Por que precisamos nos desconectar de nossos dispositivos digitais e nos reconectar com a Mãe Natureza

Quase todas as manhãs, de novembro a fevereiro, podemos esperar que a magia aconteça do lado de fora da janela do nosso quarto em Koramangala, um subúrbio arborizado de Bengaluru. Um papa-moscas do paraíso asiático macho com fitas brancas duplas na cauda pousa em um galho de árvore Lagerstromia, anuncia sua chegada e segue para uma rotina. De vez em quando ele mergulha sutil e habilmente na piscina além, depois volta para enfeitar as penas, o pato de cabeça preta gira e gira, as penas tremendo, a cauda de cetim dançando. Por mais urgente que seja o envio de um e-mail, esse pássaro pode afastar o marido da mesa. Sim, a magia é evidente nesta temporada.

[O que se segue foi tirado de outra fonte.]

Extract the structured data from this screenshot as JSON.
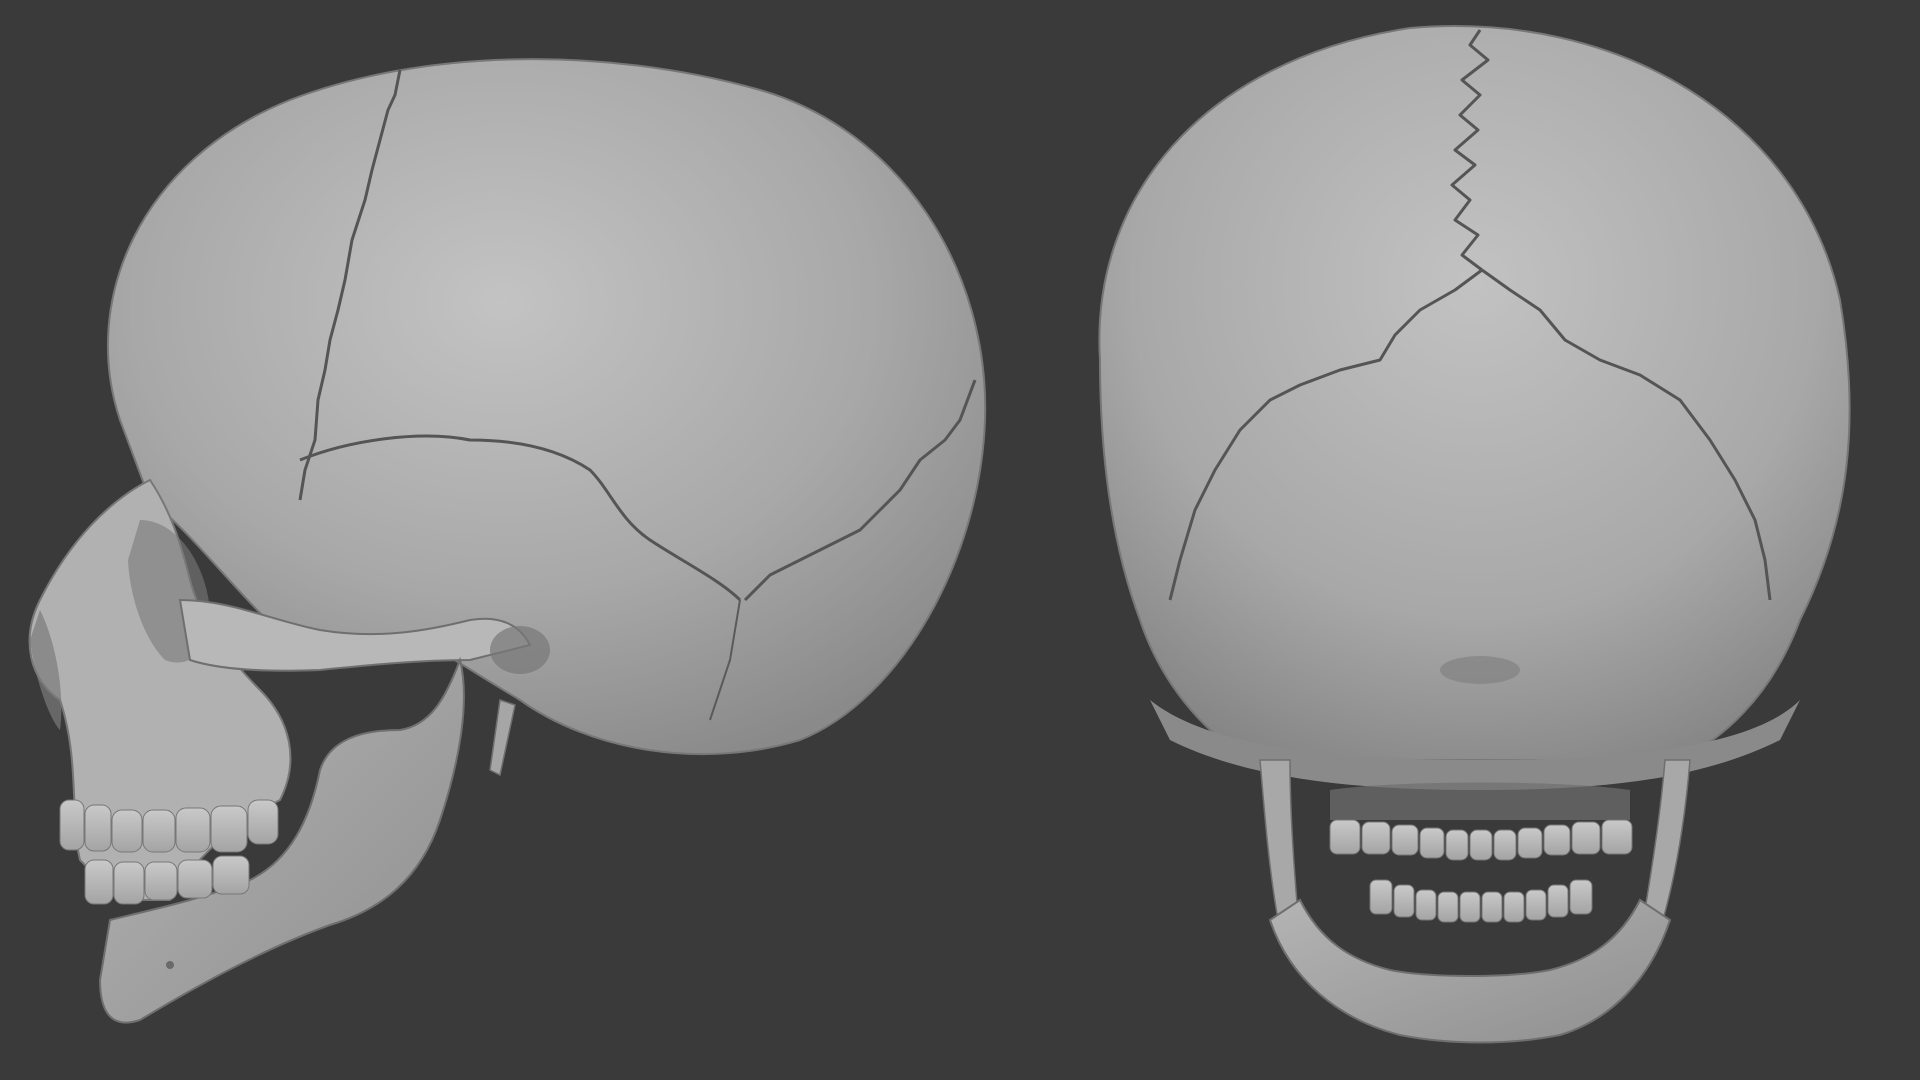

Tais feitiços podem ser a porta de entrada para uma nova conexão. As pessoas querem se desconectar dos dispositivos digitais, mas precisamos de algo para nos conectar novamente. Estamos muito apegados às nossas máquinas e desconectados do nosso povo.

Há algumas gerações, a maioria dos nossos antepassados ​​estavam envolvidos em ocupações relacionadas com o solo ou no comércio de produtos cultivados no solo. Seus sentidos devem ser aguçados o suficiente para apreciar o mundo real ao seu redor – o som de uma cobra, o silvo de um leopardo, o guincho de um raptor. Se você não entender isso, poderá perder colheitas, gado ou coisa pior. Você deve saber como muda o vento ou a maré; Como chove, ou se a terra queima.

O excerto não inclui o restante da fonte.